ASK MICK LASALLE
Dear Mick: Every year there are comedies that are great at doing what a comedy is supposed to do: make us laugh. But these movies are virtually never nominated for any award. Do you think the Oscars should have a best comedy category? And what about a best child actor category instead of lumping them in with adults?
Craig Riesterer, Oakland
Dear Craig: When you laugh at a joke, you are reacting, on reflex, to hearing the truth expressed in an unexpected way. Sometimes it’s a truth you’ve never thought of. In being forced to laugh, you are admitting, whether you like it or not, that, at least for this one instant and in this one respect, you are in the presence of someone who is smarter than you are. Now because a lot of people — about 40 to 50 percent of the public, I’d guess, including lots of very smart people — are intellectually insecure, they resent this. And in their resentment, they will walk out of a movie they spent two hours laughing at and decide it was “stupid” or “silly.” In this way, they get to rekindle the fantasy of their own superiority. The point is, this is a bigger problem than the Oscars. This is a human nature problem, so having a best comedy category wouldn’t solve anything. They’d just nominate all the comedies that weren’t funny. As for child performances, I doubt there has ever been a single year with enough good ones to fill a whole category.
Dear Mick LaSalle: We saw Richard Linklater’s “Boyhood” last weekend and think that this, in combination with his other excellent films, shows him to be one of the finest directors of our time. What do you think?
Ted J. Rucker, Castro Valley
Dear Ted J. Rucker: I agree, and I’ve thought so for a long time, though this point of view has only recently become widespread. The thing is, not all classics, or classic filmmakers, are immediately recognized. Maybe half are. If a movie is on a grand scale and deals with something important — if it’s “Lawrence of Arabia” or “Schindler’s List” — people know what they’re seeing right away. But if a movie is small scale and perfectly encapsulates its moment in social history, it will take time for people to grasp its greatness, even if they love it. It’s like the difference between James Joyce’s “Ulysses” and Fitzgerald’s “The Great Gatsby.” In 1925, maybe 10 people in the entire country knew “Gatsby” was a masterpiece, and I have a sad feeling Fitzgerald wasn’t one of them.

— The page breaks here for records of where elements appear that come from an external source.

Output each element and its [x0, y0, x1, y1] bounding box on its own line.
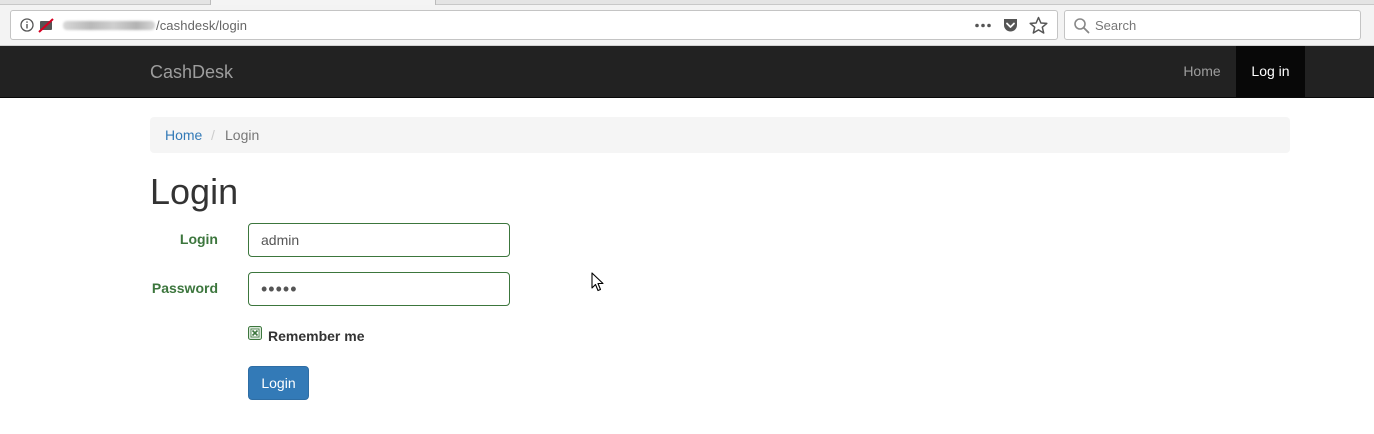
checkbox-icon[interactable]	[248, 326, 262, 340]
login-submit-button[interactable]: Login	[248, 366, 309, 400]
nav-link-login[interactable]: Log in	[1236, 46, 1305, 97]
more-icon[interactable]	[973, 18, 993, 33]
star-icon[interactable]	[1029, 16, 1048, 35]
url-bar[interactable]: /cashdesk/login	[10, 10, 1058, 40]
no-permission-icon[interactable]	[38, 18, 54, 33]
pocket-icon[interactable]	[1002, 17, 1019, 34]
breadcrumb-current: Login	[225, 127, 260, 143]
browser-toolbar: /cashdesk/login	[0, 5, 1374, 46]
breadcrumb-home-link[interactable]: Home	[165, 127, 202, 143]
url-path-text[interactable]: /cashdesk/login	[156, 18, 247, 33]
login-input[interactable]	[248, 223, 510, 257]
page-title: Login	[150, 171, 239, 212]
blurred-hostname	[63, 21, 155, 30]
navbar-brand[interactable]: CashDesk	[150, 62, 233, 83]
browser-search-bar[interactable]	[1064, 10, 1361, 40]
remember-me-label[interactable]: Remember me	[268, 328, 365, 344]
mouse-cursor-icon	[591, 272, 604, 292]
password-field-label: Password	[151, 280, 218, 296]
breadcrumb-separator: /	[211, 127, 215, 143]
search-icon	[1074, 18, 1090, 34]
breadcrumb: Home / Login	[150, 117, 1290, 153]
search-input[interactable]	[1095, 15, 1350, 35]
login-field-label: Login	[179, 231, 218, 247]
password-input[interactable]	[248, 272, 510, 306]
info-icon[interactable]	[20, 18, 34, 32]
app-navbar: CashDesk Home Log in	[0, 46, 1374, 98]
nav-link-home[interactable]: Home	[1168, 46, 1236, 97]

I’d like to think I might have known it, just as I knew Linklater’s “Before Sunrise” (1995) was one for the ages on the day it came out — and said so. I also put it at the top of my year’s 10-best list, when most critics (possibly all) were ignoring it. I was able to see it as a classic, simply because I understood that absolutely nothing essential in it would date, that the emotions would be just as recognizable in 100 years; and at the same time, I knew that anything in it that would date — the trappings around them, the cars, the phones, the clothes, etc. — would only make the movie more poignant in years to come. Also, I was blown away by it. That told me something, too.
Anyway, director Peter Weir once said that a director is officially great if he makes three movies that are so amazing that you feel transformed afterward. Linklater made his first with “Before Sunrise.” He made his second with “Before Sunset.” He came close with “Me and Orson Welles,” “Bernie” and “Before Midnight,” and now has his third masterpiece with “Boyhood.” The beauty of “Boyhood” is that, though it’s very much in Linklater’s familiar vein, it’s long enough and groundbreaking enough in method — and therefore flashy enough — to get immediate respect.